APL's robust systems engineering philosophy guides the development of systems. A systems engineering approach defines system needs and functionalities early in the development cycle, documents those requirements, and then monitors the requirements throughout the design, build, and system validation. Trades studies, system performance, and system optimization are considered at the beginning of each mission and weighted against the operational requirements. A life-cycle view ensures that requirements affecting other aspects of development, production, and operation are considered and evaluated before implementation. APL's systems engineering approach requires interdisciplinary skills as well as teamwork.
Spacecraft Autonomy Work and Research at APL
Autonomy is the ability of a spacecraft to act independently from ground control. APL has developed and steadily, over three generations, increased the capability of a flexible and expressive autonomy system spanning seven spacecraft programs. Today, APL is embarking on the development of a new set of autonomy systems that will meet the critical challenges of our national security space and NASA customers into the future.
New Horizons Autonomy System
The New Horizons mission to Pluto and to the Kuiper Belt offers several unique autonomy challenges based on the great distance this spacecraft has to travel.
Autonomous First Aid
Even though New Horizons left Earth in 2006 at the fastest launch speed ever recorded for a man-made object, it took 12 years to reach Pluto.
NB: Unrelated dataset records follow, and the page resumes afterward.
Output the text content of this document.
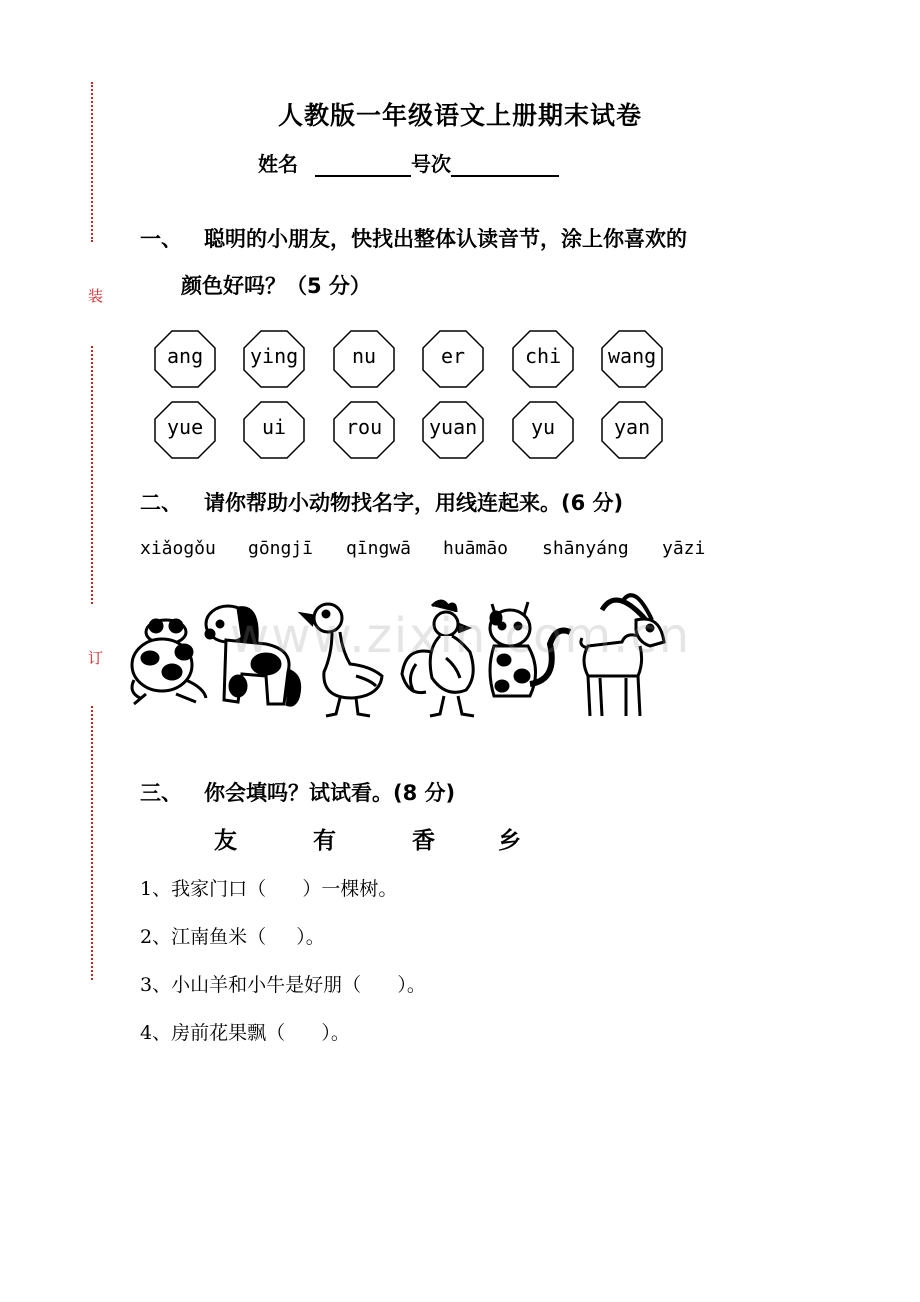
装
订
人教版一年级语文上册期末试卷
姓名	号次
一、 聪明的小朋友，快找出整体认读音节，涂上你喜欢的
颜色好吗？（5 分）
ang ying	nu	er	chi wang
yue	ui	rou yuan	yu	yan
二、 请你帮助小动物找名字，用线连起来。(6 分)
xiǎogǒu gōngjī qīngwā huāmāo shānyáng yāzi
www.zixin.com.cn
三、 你会填吗？试试看。(8 分)
友	有	香	乡
1、我家门口（      ）一棵树。
2、江南鱼米（     ）。
3、小山羊和小牛是好朋（      ）。
4、房前花果飘（      ）。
During cruise, the spacecraft spends up to a year without ground commands, so any problems it encounters during the mission must be fixed autonomously.
As the New Horizons spacecraft makes its final approach to Pluto, signals traveling from the spacecraft take 4 hours to reach Earth, which means that ground operators who might need to respond to anything happening onboard during the final approach would be unable to reach the spacecraft in time. So New Horizons has to operate autonomously for the final approach to Pluto. The pressure is on. After a 12-year voyage, the spacecraft could not make any mistakes, or it could miss a 1 in 230 year opportunity. Luckily, APL autonomy is on the job ensuring that New Horizons keeps going.
MESSENGER Autonomy System
The MESSENGER autonomy system was the first in the third generation of APL autonomy systems, and it is followed by other third-generation systems in the NASA STEREO and New Horizons missions. The MESSENGER autonomy system offered amounts of flexibility and expressiveness, allowing large amounts of telemetry to be manipulated and combined in order to identify and detect multiple onboard faults. The harsh environment around Mercury required a robust autonomy system. The MESSENGER spacecraft was tucked behind a heat shield to stay cool, but mere minutes outside the shield overheats the spacecraft. The MESSENGER autonomy system's job is to make sure that didn't happen...ever.
Spacecraft Autonomy Visualization
Spacecraft are intensely complicated devices producing huge amounts of data. At approximately 5,000 unique data values per second (18 million per hour), the ability to quickly review the data in order to quickly understand the current state of the system is daunting. This is important for autonomy systems during testing in order to ensure that autonomy judgments and responses are correct. This is also important during flight, when operators have to understand what the spacecraft has done autonomously in between scheduled contact times. Engineers at APL have developed Spacecraft Autonomy Visualization (SAV), a visualization technique that combines a matrix-like data display with TiVo-like time controls. The result is a single view of all 5,000 data points with the ability to examine onboard autonomy response over time and across the entire data set. SAV is used on the NASA STEREO mission and was used on the NASA MESSENGER mission.
ExecSpec, short for Executable Specification, is the fourth generation in APL autonomy systems. It defines autonomous operation through diagrams. In ExecSpec, a user, without any programming capability, can draw diagrams describing how he or she wants the spacecraft to act. The diagrams are then loaded directly into the spacecraft, which interprets the diagrams in order to control the spacecraft. This capability involves more engineers in the design process and makes the system easier to review and understand. ExecSpec will make its first appearance on the Parker Solar Probe.
Onboard autonomy systems usually function in a reactive (condition leads to response) or time-based (at this time do this) mode. Hierarchical Activity Planning (HAP) is a development and execution system for time-based sequences. Similar to ExecSpec, HAP focuses on diagrams to explain how the system should behave. However, the main feature of HAP is the ability to change sequences on the fly without endangering the spacecraft or current ongoing sequence. National security space customers may desire the ability to add observations to an on-orbit spacecraft and accomplish that observation in minutes to hours. The current ability to add observations takes days to weeks and may result in a specific target eluding detection.